New Petrol Tax Is Economic Sabotage
The Government's $227 million Land Transport package is an election year bribe but at what price to the economy, says Neil Barton, Federated Farmers' Transport spokesman.
"The Federation recognises the need to address Auckland's congestion problems but by simply throwing more money at the problem fails to address the fundamental flaws with the way we organise and fund our roads," said Mr Barton.
"Taxation is a blunt instrument that will not adequately address Auckland's transport problems and will have significant implications for the wider economy. The increased cost of petrol will be passed onto consumers with the likelihood of the Reserve Bank raising interest rates in response.
"Once again the government see motorists as an easily target for raising extra funds. $600 million of the current petrol tax take is already siphoned off into the Governments coffers. Motorists are rightly angered that they will pay even more into a system that is fundamentally flawed.
"Only 50% of the revenue from this new fuel tax will actually go into roading, the balance diverted to fund projects to appease the Greens, such as the $3million to promote walking and cycling. Once again the Government has seen petrol tax as an easy means of funding pet projects that will not benefit New Zealand's transport infrastructure.
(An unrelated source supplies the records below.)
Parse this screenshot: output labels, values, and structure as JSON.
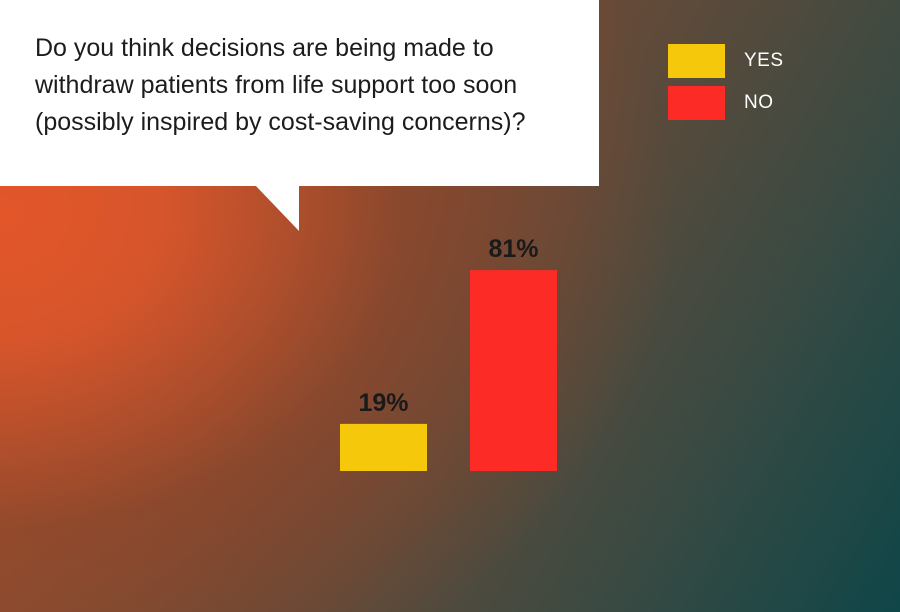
{
  "question": "Do you think decisions are being made to withdraw patients from life support too soon (possibly inspired by cost-saving concerns)?",
  "legend": [
    {
      "label": "YES",
      "color": "#f5c80c"
    },
    {
      "label": "NO",
      "color": "#fc2b26"
    }
  ],
  "chart_data": {
    "type": "bar",
    "title": "Do you think decisions are being made to withdraw patients from life support too soon (possibly inspired by cost-saving concerns)?",
    "categories": [
      "YES",
      "NO"
    ],
    "values": [
      19,
      81
    ],
    "value_labels": [
      "19%",
      "81%"
    ],
    "colors": [
      "#f5c80c",
      "#fc2b26"
    ],
    "ylim": [
      0,
      100
    ],
    "grid": false,
    "legend_position": "top-right"
  }
}
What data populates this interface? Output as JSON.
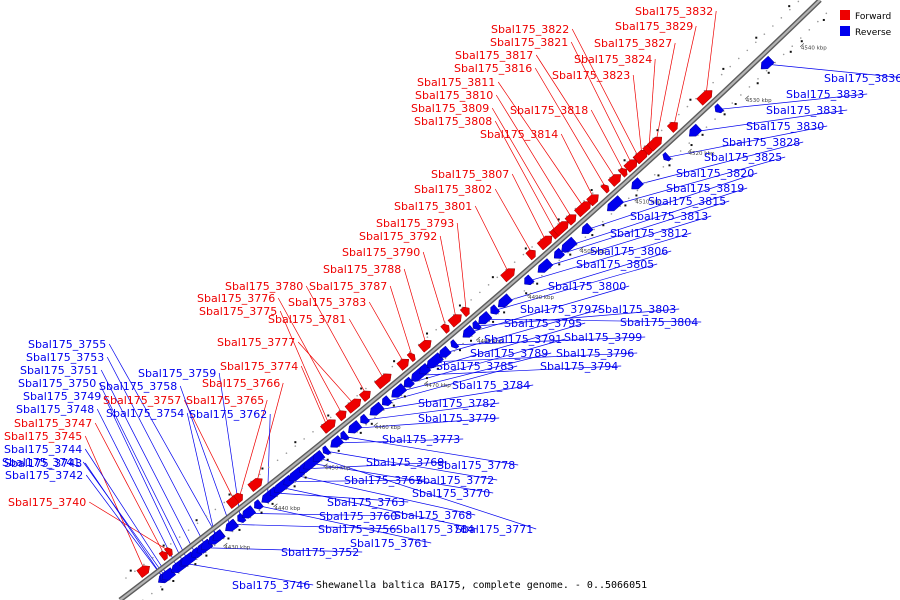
{
  "caption": "Shewanella baltica BA175, complete genome. - 0..5066051",
  "legend": {
    "forward": {
      "label": "Forward",
      "color": "#ee0000"
    },
    "reverse": {
      "label": "Reverse",
      "color": "#0000ee"
    }
  },
  "colors": {
    "backbone": "#8a8a8a",
    "line": "#222222"
  },
  "ticks": [
    "4430 kbp",
    "4440 kbp",
    "4450 kbp",
    "4460 kbp",
    "4470 kbp",
    "4480 kbp",
    "4490 kbp",
    "4500 kbp",
    "4510 kbp",
    "4520 kbp",
    "4530 kbp",
    "4540 kbp"
  ],
  "forward_genes": [
    "Sbal175_3740",
    "Sbal175_3745",
    "Sbal175_3747",
    "Sbal175_3757",
    "Sbal175_3765",
    "Sbal175_3766",
    "Sbal175_3774",
    "Sbal175_3775",
    "Sbal175_3776",
    "Sbal175_3777",
    "Sbal175_3780",
    "Sbal175_3781",
    "Sbal175_3783",
    "Sbal175_3787",
    "Sbal175_3788",
    "Sbal175_3790",
    "Sbal175_3792",
    "Sbal175_3793",
    "Sbal175_3801",
    "Sbal175_3802",
    "Sbal175_3807",
    "Sbal175_3808",
    "Sbal175_3809",
    "Sbal175_3810",
    "Sbal175_3811",
    "Sbal175_3814",
    "Sbal175_3816",
    "Sbal175_3817",
    "Sbal175_3818",
    "Sbal175_3821",
    "Sbal175_3822",
    "Sbal175_3823",
    "Sbal175_3824",
    "Sbal175_3827",
    "Sbal175_3829",
    "Sbal175_3832"
  ],
  "reverse_genes": [
    "Sbal175_3741",
    "Sbal175_3742",
    "Sbal175_3743",
    "Sbal175_3744",
    "Sbal175_3746",
    "Sbal175_3748",
    "Sbal175_3749",
    "Sbal175_3750",
    "Sbal175_3751",
    "Sbal175_3752",
    "Sbal175_3753",
    "Sbal175_3754",
    "Sbal175_3755",
    "Sbal175_3756",
    "Sbal175_3758",
    "Sbal175_3759",
    "Sbal175_3760",
    "Sbal175_3761",
    "Sbal175_3762",
    "Sbal175_3763",
    "Sbal175_3764",
    "Sbal175_3767",
    "Sbal175_3768",
    "Sbal175_3769",
    "Sbal175_3770",
    "Sbal175_3771",
    "Sbal175_3772",
    "Sbal175_3773",
    "Sbal175_3778",
    "Sbal175_3779",
    "Sbal175_3782",
    "Sbal175_3784",
    "Sbal175_3785",
    "Sbal175_3789",
    "Sbal175_3791",
    "Sbal175_3794",
    "Sbal175_3795",
    "Sbal175_3796",
    "Sbal175_3797",
    "Sbal175_3799",
    "Sbal175_3800",
    "Sbal175_3803",
    "Sbal175_3804",
    "Sbal175_3805",
    "Sbal175_3806",
    "Sbal175_3812",
    "Sbal175_3813",
    "Sbal175_3815",
    "Sbal175_3819",
    "Sbal175_3820",
    "Sbal175_3825",
    "Sbal175_3828",
    "Sbal175_3830",
    "Sbal175_3831",
    "Sbal175_3833",
    "Sbal175_3836"
  ]
}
"The Government is threatening New Zealand's economic growth by squandering motorist's money on short-sighted transport solutions. Federated Farmers calls for comprehensive long term national solutions, to minimise the economic damage that this fuel tax will create.
"A new system of managing and funding our roads, including alternative pricing regimes such as congestion pricing and the ability of road authorities to borrow would enable New Zealand's roading problems to be addressed at a lower cost to current motorists.
"Ad hoc solutions to solve long term infrastructure problems will ultimately stifle the very economic growth the Government seeks to achieve."